To increase penetration rate, you need to attract new users and keep the ones that you have. You should track both customer acquisition and retention because aggressive customer acquisition can mask churn, which is harmful to your business long term. You don't want to waste resources chasing customers that you can't keep.

Consider the channels you have to build awareness: release notes, tool tips and interactive product tours, searchable documentation, email, youtube channels... But be aware of the annoyance factor, the more accessible (in your face) the channel, the more disruptive it can be when unwanted. My team at Alexa Audio owns the hints that occur during audio playback. Alexa "by the way" hints can be very annoying so we have strict rules for which ones we allow during the audio experience. The hint must introduce a feature or content that is useful in current context. For example, we might suggest how to make a play queue continuous after the music naturally ends.

You need to be scientific in how you measure the impact of an experiment. This means randomized tests with control and treatment groups and the ability to compare immediate and long term behavior of both groups. A high conversion rate is not good if those who got the impression wind up using your product less over the following months.

In addition to building awareness, you need to make sure that the customer's first attempt to use the feature is successful and they experience immediate value. If the feature is not designed for immediate value (like auto-save), show progress toward that value (like showing a last saved time).

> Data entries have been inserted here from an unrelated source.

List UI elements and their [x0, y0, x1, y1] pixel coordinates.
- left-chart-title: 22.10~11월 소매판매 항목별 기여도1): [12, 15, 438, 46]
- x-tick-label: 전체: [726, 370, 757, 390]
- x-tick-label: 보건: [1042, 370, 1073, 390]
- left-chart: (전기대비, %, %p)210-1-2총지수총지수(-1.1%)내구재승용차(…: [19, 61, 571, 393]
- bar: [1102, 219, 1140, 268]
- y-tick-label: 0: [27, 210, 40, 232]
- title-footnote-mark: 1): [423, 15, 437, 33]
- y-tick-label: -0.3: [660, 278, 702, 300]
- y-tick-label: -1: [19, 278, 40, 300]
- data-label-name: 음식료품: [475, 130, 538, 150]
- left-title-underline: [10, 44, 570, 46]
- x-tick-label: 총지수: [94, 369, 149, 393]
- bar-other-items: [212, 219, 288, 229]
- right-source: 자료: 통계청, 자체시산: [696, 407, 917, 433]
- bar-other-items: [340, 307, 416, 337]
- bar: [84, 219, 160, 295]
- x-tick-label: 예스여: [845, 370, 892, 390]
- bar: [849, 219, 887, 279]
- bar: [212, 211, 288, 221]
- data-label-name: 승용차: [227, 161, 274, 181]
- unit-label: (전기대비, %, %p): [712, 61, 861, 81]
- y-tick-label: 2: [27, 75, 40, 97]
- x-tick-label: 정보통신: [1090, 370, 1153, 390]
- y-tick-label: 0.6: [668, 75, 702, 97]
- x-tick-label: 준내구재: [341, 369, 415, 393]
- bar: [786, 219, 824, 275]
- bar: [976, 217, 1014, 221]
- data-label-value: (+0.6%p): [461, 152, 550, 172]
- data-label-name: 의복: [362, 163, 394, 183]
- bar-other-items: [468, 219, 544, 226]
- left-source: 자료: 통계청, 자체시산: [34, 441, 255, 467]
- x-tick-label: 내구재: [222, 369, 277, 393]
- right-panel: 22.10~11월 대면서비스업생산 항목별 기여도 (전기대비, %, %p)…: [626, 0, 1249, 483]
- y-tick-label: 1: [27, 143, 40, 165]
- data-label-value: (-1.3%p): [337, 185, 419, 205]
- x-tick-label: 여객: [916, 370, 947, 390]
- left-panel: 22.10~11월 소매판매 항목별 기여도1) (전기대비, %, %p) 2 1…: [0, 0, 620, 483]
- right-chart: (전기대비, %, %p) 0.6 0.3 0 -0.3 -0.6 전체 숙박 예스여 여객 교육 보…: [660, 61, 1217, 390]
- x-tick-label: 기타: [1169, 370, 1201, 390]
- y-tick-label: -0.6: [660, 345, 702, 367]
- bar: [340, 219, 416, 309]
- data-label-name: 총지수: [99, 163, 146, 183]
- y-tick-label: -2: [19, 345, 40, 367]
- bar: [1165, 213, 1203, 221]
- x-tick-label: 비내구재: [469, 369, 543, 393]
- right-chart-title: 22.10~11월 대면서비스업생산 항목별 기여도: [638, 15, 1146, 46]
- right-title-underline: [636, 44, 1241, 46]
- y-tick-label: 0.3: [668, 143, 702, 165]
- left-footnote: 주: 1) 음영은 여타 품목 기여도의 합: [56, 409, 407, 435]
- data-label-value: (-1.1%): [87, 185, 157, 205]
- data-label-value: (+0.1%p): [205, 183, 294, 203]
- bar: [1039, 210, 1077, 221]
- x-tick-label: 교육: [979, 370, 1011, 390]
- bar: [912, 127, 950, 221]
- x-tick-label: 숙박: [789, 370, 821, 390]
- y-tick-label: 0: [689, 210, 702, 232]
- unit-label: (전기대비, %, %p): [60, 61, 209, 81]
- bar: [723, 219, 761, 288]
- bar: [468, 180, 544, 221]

Most organizations don't have the analytical capacity to measure and manage penetration rate for every feature in their product. It is best to focus on "high value actions:" features that, when adopted, increase overall engagement with the product and value exchange between you and your customers. There are sophisticated statistical models that can calculate the monetary value of each action but a simpler approach is to segment your user population by overall engagement (such the days in a month that they use the product). Compare the behavior of the top quartile with the bottom quartile and see which features your most active customers love. Then you can build programs to help your less active users discover these features.